Seinfeld was a revolutionary sitcom, so its reunion had to be equally brilliant. As witnessed on Curb Your Enthusiasm, the non-reunion reunion about the making of a reunion on a different show will make blood pour out of your ears.

Let's just examine the layers of this thing:

  • Curb Your Enthusiasm is a fictional show about Larry David. In it Larry David plays Larry David, the co-creator of Seinfeld.
  • On Curb Your Enthusiasm, Larry David the character divorces his fake wife Cheryl in a parallel to the real life Larry David divorcing his real wife Laurie.
  • In order to win back his fake wife, the fake Larry decides to try to have a Seinfeld reunion show.
  • Jerry Seinfeld, playing a version of Jerry Seinfeld on Curb, tells the fake Larry David that he said he would never do a reunion because they're always stupid. The real Larry David said the same thing.
  • Both the real and the fake Larry David got over it.
  • Now, the fake Larry David goes to all the Seinfeld stars, playing fake versions of themselves, trying to convince them to do a fake Seinfeld reunion when they've already agreed to do a real reunion by appearing on the show.
  • Faux Jason Alexander wants to be on the fake reunion show to make up for the really disappointing real finale to the original series.
  • Ersatz Michael Richards is distracted by pictures of real boobs and he can't concentrate on the fake reunion.

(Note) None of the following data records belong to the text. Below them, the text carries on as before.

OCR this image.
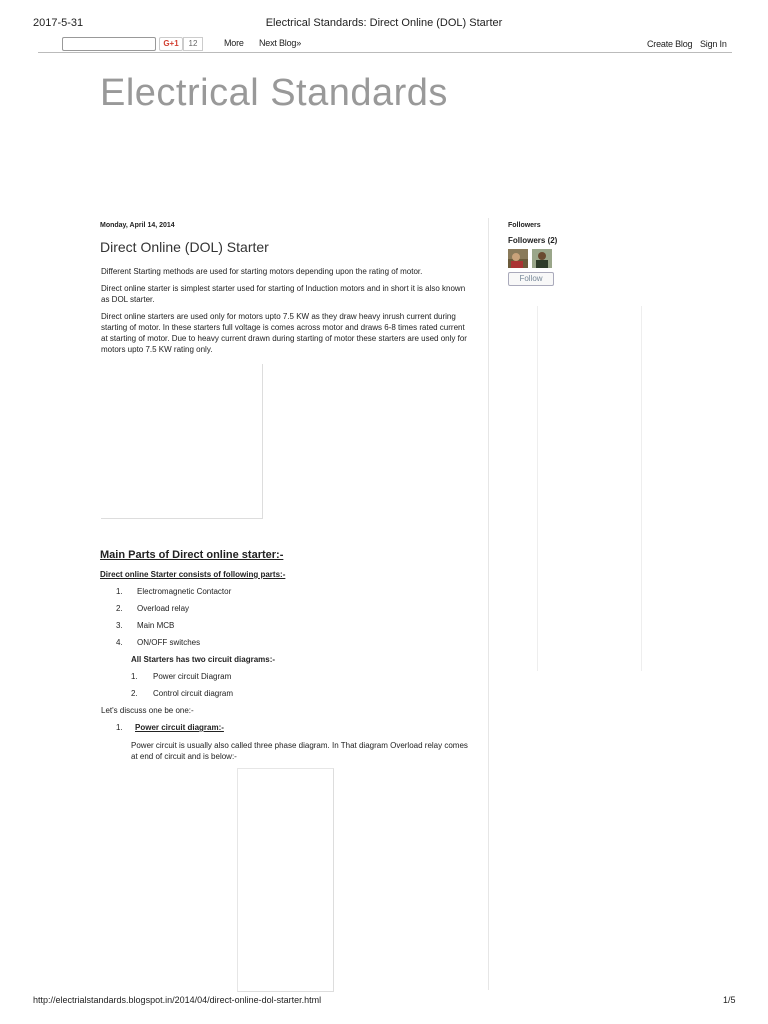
2017-5-31	Electrical Standards: Direct Online (DOL) Starter
G+1	12	More Next Blog»	Create Blog Sign In
Electrical Standards
Monday, April 14, 2014
Direct Online (DOL) Starter
Different Starting methods are used for starting motors depending upon the rating of motor.
Direct online starter is simplest starter used for starting of Induction motors and in short it is also known as DOL starter.
Direct online starters are used only for motors upto 7.5 KW as they draw heavy inrush current during starting of motor. In these starters full voltage is comes across motor and draws 6-8 times rated current at starting of motor. Due to heavy current drawn during starting of motor these starters are used only for motors upto 7.5 KW rating only.
Main Parts of Direct online starter:-
Direct online Starter consists of following parts:-
1. Electromagnetic Contactor
2. Overload relay
3. Main MCB
4. ON/OFF switches
All Starters has two circuit diagrams:-
1. Power circuit Diagram
2. Control circuit diagram
Let's discuss one be one:-
1. Power circuit diagram:-
Power circuit is usually also called three phase diagram. In That diagram Overload relay comes at end of circuit and is below:-
Followers
Followers (2)
Follow
http://electrialstandards.blogspot.in/2014/04/direct-online-dol-starter.html	1/5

It's just like real life!
  • What we see is the making of the reunion and all the petty grudges that David stirs up when he brings the old gang back together again.
  • The end result is a bunch of fake action surrounding the fake reunion show, but it is really the real reunion, because they're all back.
  • But Larry David was never on Seinfeld (at least in a substantial role) and they're making the reunion for NBC even though the show is airing on HBO.
  • The whole stunt will end as the characters disappear in a vacuum rift caused by the fission of real and fake in mass quantities that is the Seinfeld reunion on Curb Your Enthusiasm.

So, Seinfeld on Curb Your Enthusiasm has replace the old meta king—Broadway's [title of show] a "musical about two guys making a musical about two guys making a musical"—to become the ultimate in fake/real self-referential comedy. The construct of one show about the maker of a show engulfing both the real and fake versions of his own show is the logical conclusion of this type of comedy, and the Seinfeld/Curb non-reunion reunion is the non plus ultra of the genre. Thanks for killing it, David.

After this, there is officially no more outrageous concoctions of show-with-a-show or actors-playing-themselves that can be made and think it's still original. Congrats, Curb, you've won the Post-Post-Modern Olympics. Now, like Michael Phelps, you must go smoke a lot of pot while counting your gold metals and leave us alone.